Flunking Out
by Sarah Silver
An Education
Dir. Lone Scherfig, UK, Sony Pictures Classics
There is little room for palpable emotions to flourish under the gloomy, brushed steel skies and oppressively muted palette of An Education. This highly stylized tale of a naïf taken in by the lies of an older man in prefeminist, pre-Beatles England is decked out like an overlong episode of Mad Men and places stunning costumes and impeccable art direction above sympathetic characters and relatable situations. Based on an autobiographical article in a literary magazine by British journalist and interviewer Lynn Barber, the film, adapted to the screen by Nick Hornby and directed by Lone Scherfig (Italian for Beginners), was in the can before the full memoir was even published, in June of this year. The result is a story spread as thin as marmalade over melba toast in the penny-pinching Twickenham household where Jenny (Carey Mulligan), our 16-year-old heroine, is being raised by her uptight parents (Alfred Molina and Cara Seymour). Jenny is eager to escape her middle class, provincial life and get to Oxford where, she says, “I can read what I want, wear black, and listen to Jacques Brel.” Mulligan’s playful facial expressions and doughy dimples go a long way towards making such cringe-worthy dialogue bearable, but the film’s clichéd portrait of self-centered teenagehood is fairly hard to stomach overall.

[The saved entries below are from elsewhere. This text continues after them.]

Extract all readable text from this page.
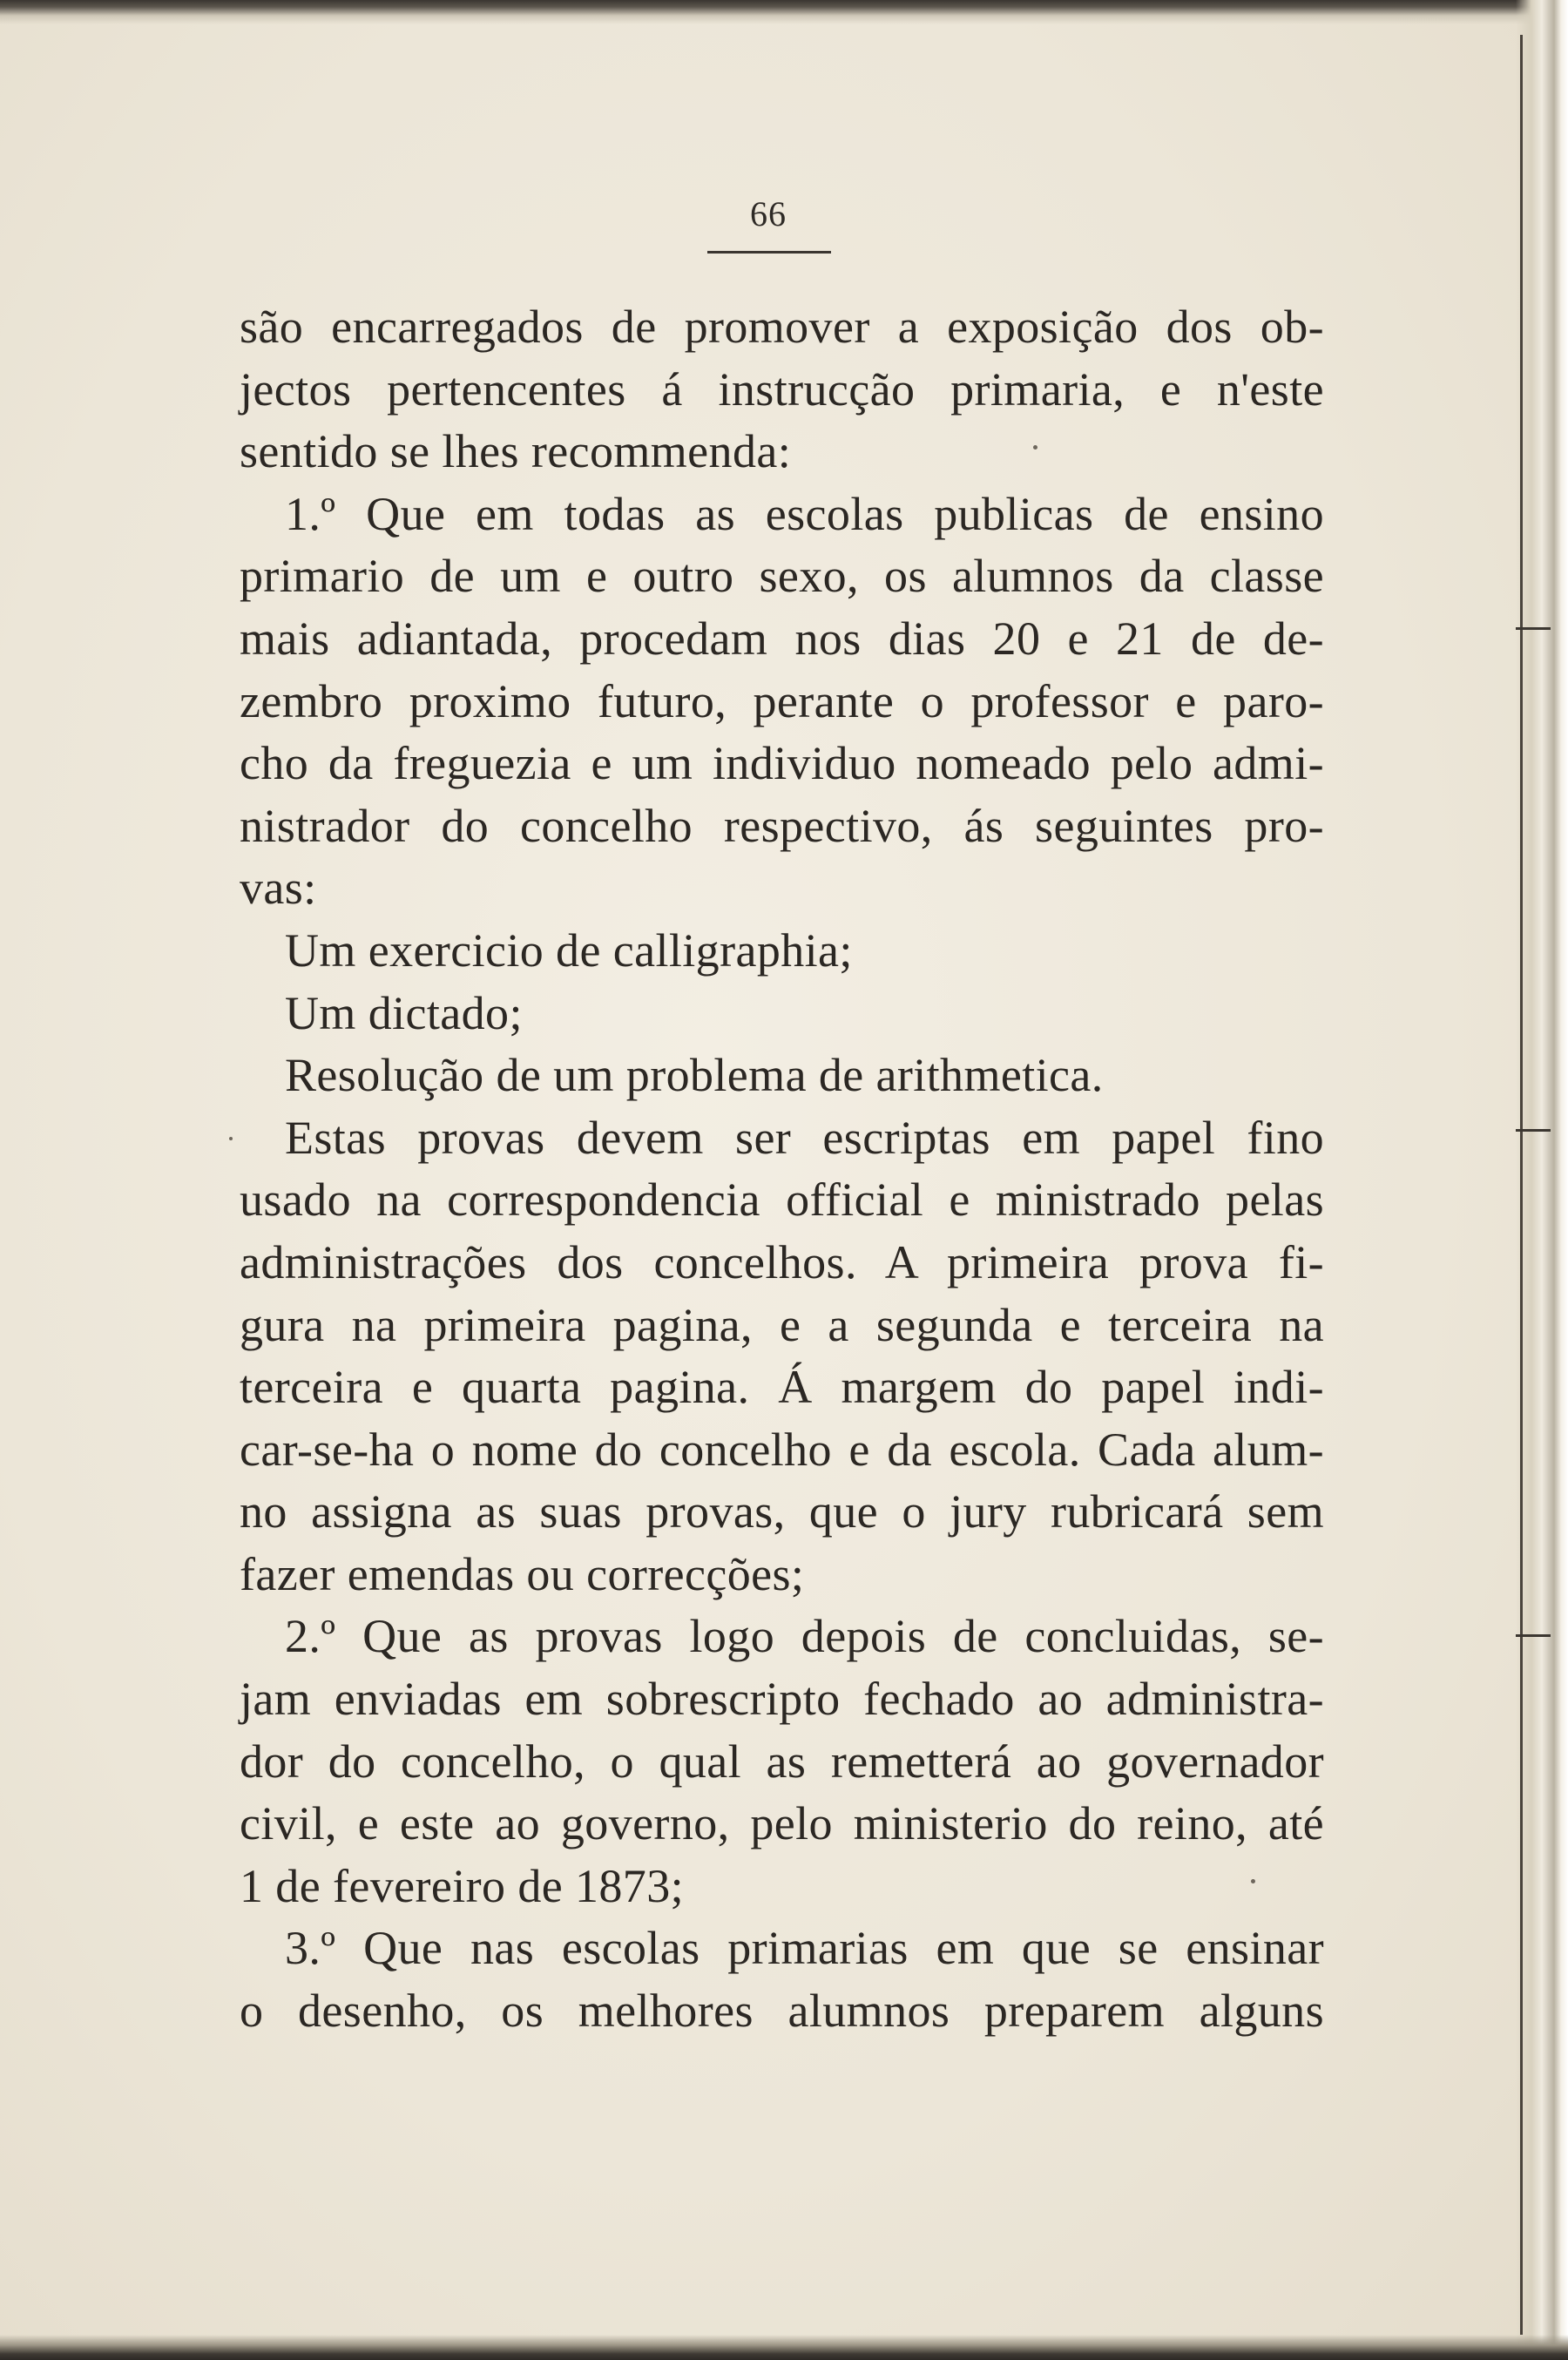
66
são encarregados de promover a exposição dos ob-
jectos pertencentes á instrucção primaria, e n'este
sentido se lhes recommenda:
1.º Que em todas as escolas publicas de ensino
primario de um e outro sexo, os alumnos da classe
mais adiantada, procedam nos dias 20 e 21 de de-
zembro proximo futuro, perante o professor e paro-
cho da freguezia e um individuo nomeado pelo admi-
nistrador do concelho respectivo, ás seguintes pro-
vas:
Um exercicio de calligraphia;
Um dictado;
Resolução de um problema de arithmetica.
Estas provas devem ser escriptas em papel fino
usado na correspondencia official e ministrado pelas
administrações dos concelhos. A primeira prova fi-
gura na primeira pagina, e a segunda e terceira na
terceira e quarta pagina. Á margem do papel indi-
car-se-ha o nome do concelho e da escola. Cada alum-
no assigna as suas provas, que o jury rubricará sem
fazer emendas ou correcções;
2.º Que as provas logo depois de concluidas, se-
jam enviadas em sobrescripto fechado ao administra-
dor do concelho, o qual as remetterá ao governador
civil, e este ao governo, pelo ministerio do reino, até
1 de fevereiro de 1873;
3.º Que nas escolas primarias em que se ensinar
o desenho, os melhores alumnos preparem alguns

This petulant ingénue sails through her classes, struggling only with Latin, and seems to have the world on a string as both teachers and family bow to her intelligence and cater to her whims. Jenny, naturally, is bored stiff by it all. It’s not until the pock-marked, largely nondescript, save for his Jewishness, David (Peter Sarsgaard, tripping over an uneven British accent) pulls up in his flashy car and lures Jenny in that she realizes there’s more than one way to escape banality. Though she doesn’t abandon her studies immediately, suddenly she sees this older man (he claims to be 27 but is more likely pushing 40) as an attractive shortcut around a proper university education that can lead to a more glamorous vocation than that of her austere spinster English teacher (the option embodied here by Olivia Williams as Miss Stubbs).
When Jenny brings David home to meet her parents, they are momentarily leery, then rapidly fall under David’s spell. It only takes “I didn’t know you had a sister” for Mom to soften, while Dad, motivated completely by self-interest, isn’t fully sold until he understands the (entirely fabricated) connections David has at Oxford. It is thanks to such lies that the letch and the lady are able to get away for their first weekend, brandishing, upon their return, a forged inscription by Oxford hangabout C.S. Lewis. By film’s end, great emphasis is placed on delinquent parenting—a big theme in Barber’s article—insisting that Jenny’s parents encouraged her to pursue a relationship with this strange man. But, in fact, these parents come off as merely nebbishy and ineffectual enough to bend to their daughter’s ill-advised choices. To paint them as villains eager for their daughter to marry a rich older man feels false, and only increases my dislike for Jenny, who wants to be sophisticated and mature, but refuses to take responsibility for her actions.
Much of Lynn Barber’s writing has a feminist slant, and she’s not afraid to bemoan the fact that she, a clever young girl, grew up before there was a proper place for such girls. “Feminism came too late for me,” she wrote in an Observer article late last year. “Boys were the enemy, but they were also the goal. You had to catch one eventually or you risked being a spinster like your teachers, and no one wanted that.”
One can only assume that Barber is being sardonic here, but the trouble is, watching An Education, one might actually believe those types of values are being preached. Jenny’s mother is trapped in a dull marriage, while Miss Stubbs, who chooses not to marry, is sexless and frustrated. The dour but well-educated headmistress of school (Emma Thompson) is a parochial, small-minded racist, while David’s best mate’s girl, the gorgeous Helen (Rosamund Pike) is vapid and witless. And, perhaps worst of all, Sally Hawkins only has about 60 seconds of screen time as a self-deluding cuckquean saddled with the babies of an absent man. This sick panoply of female role models is surely meant to represent the depressing lack of options for women in 1962, but by playing into the stereotypes that existed without showing how much more those characters longed for, but were unable to achieve, the film becomes self-mutilating. An Education wallows in its own misery, a joyless cautionary tale that smacks of after-school special mentality.